The music for Comus was Thomas Arne's first major success. The original score is now lost, but a copy made around 1785 does exist. Several members of the company were then at the height of their careers and included relations of Arne. Mrs Arne played Sabrina; the Lady was played by his sister Susannah Maria Cibber, while his brother-in-law starred as one of her brothers.

==Roles==

| Role | Voice type | Premiere Cast, 4 March 1738 (Conductor: - Thomas Arne) |
|---|---|---|
| A Lady | non-singing role | Susannah Maria Cibber |
| Comus, a Magician | non-singing role | James Quin |
| Euphrosyne, a Grace | soprano | Catherine "Kitty" Clive |
| Sabrina, a Nymph | soprano | Cecilia Arne (born Cecilia Young) |
| First brother of the lady | non-singing role | William Milward |
| Second brother of the lady | non-singing role | Theophilus Cibber |
| Assorted spirits, revelers in Comus's pleasure crew, etc. | various voice types | John Beard, Cecilia Arne, Kitty Clive |

==Synopsis==
A lady is lost in the forest where the magician Comus dwells; masquerading as a shepherd he entices her to his palace. A spirit warns the lady's two brothers that their sister is in Comus's control but they are waylayed by Comus's stooges. The spirit supplies the brothers with an enchanted potion to help them thwart Comus's spell over the lady.

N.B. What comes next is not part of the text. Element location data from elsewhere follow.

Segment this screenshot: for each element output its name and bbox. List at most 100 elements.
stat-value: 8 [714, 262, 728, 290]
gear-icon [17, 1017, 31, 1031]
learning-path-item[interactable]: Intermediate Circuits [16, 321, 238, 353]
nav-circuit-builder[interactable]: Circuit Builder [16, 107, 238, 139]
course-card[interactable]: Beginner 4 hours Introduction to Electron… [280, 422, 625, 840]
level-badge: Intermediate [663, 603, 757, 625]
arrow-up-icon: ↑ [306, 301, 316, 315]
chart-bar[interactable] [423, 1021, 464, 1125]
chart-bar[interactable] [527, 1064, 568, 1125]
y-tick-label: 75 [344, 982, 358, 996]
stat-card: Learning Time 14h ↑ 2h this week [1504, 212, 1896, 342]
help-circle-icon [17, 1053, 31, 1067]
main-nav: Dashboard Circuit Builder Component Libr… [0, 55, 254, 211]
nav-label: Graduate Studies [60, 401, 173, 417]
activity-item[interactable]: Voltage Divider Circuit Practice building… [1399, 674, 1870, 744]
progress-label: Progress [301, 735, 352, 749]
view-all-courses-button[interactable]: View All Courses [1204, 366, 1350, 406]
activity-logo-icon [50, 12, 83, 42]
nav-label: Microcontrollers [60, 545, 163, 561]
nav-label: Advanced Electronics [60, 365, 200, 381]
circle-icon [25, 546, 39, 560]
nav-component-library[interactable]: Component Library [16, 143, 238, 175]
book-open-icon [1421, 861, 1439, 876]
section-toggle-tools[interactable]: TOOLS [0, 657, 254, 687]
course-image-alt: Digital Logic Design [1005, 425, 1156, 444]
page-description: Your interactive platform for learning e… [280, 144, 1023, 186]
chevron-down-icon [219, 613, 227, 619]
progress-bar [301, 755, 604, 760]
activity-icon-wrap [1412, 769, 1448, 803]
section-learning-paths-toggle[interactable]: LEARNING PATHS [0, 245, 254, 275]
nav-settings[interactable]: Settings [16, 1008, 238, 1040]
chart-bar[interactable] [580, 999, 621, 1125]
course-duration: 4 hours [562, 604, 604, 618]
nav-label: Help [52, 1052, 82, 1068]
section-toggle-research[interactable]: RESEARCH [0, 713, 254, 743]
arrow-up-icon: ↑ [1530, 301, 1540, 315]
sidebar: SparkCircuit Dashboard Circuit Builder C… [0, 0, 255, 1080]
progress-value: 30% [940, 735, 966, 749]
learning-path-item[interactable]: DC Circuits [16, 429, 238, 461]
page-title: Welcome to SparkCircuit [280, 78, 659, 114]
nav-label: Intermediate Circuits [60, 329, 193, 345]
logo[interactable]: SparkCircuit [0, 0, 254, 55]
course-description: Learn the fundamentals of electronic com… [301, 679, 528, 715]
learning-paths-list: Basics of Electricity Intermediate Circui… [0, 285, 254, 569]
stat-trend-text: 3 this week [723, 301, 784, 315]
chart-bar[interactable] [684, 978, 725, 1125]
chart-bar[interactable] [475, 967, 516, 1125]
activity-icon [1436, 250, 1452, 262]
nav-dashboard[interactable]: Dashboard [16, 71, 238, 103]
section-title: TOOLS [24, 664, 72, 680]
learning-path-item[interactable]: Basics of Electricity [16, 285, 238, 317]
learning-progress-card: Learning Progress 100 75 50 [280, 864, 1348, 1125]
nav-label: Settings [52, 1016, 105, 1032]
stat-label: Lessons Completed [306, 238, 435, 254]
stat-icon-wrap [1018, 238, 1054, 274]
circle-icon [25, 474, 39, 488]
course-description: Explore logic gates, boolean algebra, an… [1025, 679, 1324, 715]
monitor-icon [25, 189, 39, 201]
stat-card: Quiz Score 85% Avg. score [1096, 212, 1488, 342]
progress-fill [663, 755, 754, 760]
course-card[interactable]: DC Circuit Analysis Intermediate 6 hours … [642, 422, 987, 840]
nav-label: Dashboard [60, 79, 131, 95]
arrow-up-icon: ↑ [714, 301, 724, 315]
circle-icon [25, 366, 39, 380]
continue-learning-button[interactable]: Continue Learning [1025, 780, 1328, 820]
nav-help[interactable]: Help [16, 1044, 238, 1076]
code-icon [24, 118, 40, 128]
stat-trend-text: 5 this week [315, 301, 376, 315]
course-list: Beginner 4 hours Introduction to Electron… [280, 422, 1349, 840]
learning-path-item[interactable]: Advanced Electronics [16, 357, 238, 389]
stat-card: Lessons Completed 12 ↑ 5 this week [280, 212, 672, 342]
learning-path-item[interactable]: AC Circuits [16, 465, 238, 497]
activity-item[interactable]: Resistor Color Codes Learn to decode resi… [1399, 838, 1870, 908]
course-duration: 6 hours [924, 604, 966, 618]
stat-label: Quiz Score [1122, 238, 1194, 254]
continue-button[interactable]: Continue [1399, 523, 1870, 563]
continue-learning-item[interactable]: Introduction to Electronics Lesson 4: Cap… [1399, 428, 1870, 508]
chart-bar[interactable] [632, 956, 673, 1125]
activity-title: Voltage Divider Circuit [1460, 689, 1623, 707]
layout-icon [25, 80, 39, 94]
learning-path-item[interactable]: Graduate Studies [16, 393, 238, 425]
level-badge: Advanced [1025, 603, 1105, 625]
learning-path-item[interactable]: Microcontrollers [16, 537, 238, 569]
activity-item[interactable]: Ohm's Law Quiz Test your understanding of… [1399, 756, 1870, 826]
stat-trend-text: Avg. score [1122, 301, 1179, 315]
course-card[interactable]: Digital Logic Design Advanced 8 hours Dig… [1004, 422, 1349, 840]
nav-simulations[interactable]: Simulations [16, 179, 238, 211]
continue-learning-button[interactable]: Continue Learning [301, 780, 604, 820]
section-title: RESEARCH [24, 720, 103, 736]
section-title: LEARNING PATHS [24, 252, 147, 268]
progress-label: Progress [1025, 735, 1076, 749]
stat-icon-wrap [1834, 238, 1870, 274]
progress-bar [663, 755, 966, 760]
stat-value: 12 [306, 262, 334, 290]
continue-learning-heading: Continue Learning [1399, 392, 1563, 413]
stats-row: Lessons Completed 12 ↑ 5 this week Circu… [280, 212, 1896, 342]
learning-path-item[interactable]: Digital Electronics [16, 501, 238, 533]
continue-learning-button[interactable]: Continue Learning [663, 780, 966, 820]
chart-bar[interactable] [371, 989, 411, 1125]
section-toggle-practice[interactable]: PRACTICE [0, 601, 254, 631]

A banquet is organized in Comus's palace and the lady, succumbing to the power of the spell, is diverted by the songs and dances of the festivities. Comus forcefully encourages her to drink from his cup but the brothers dash in just in time, putting Comus to flight. The nymph Sabrina frees the lady from the magician's spell and all rejoice at the triumph of virtue in the masque's final chorus.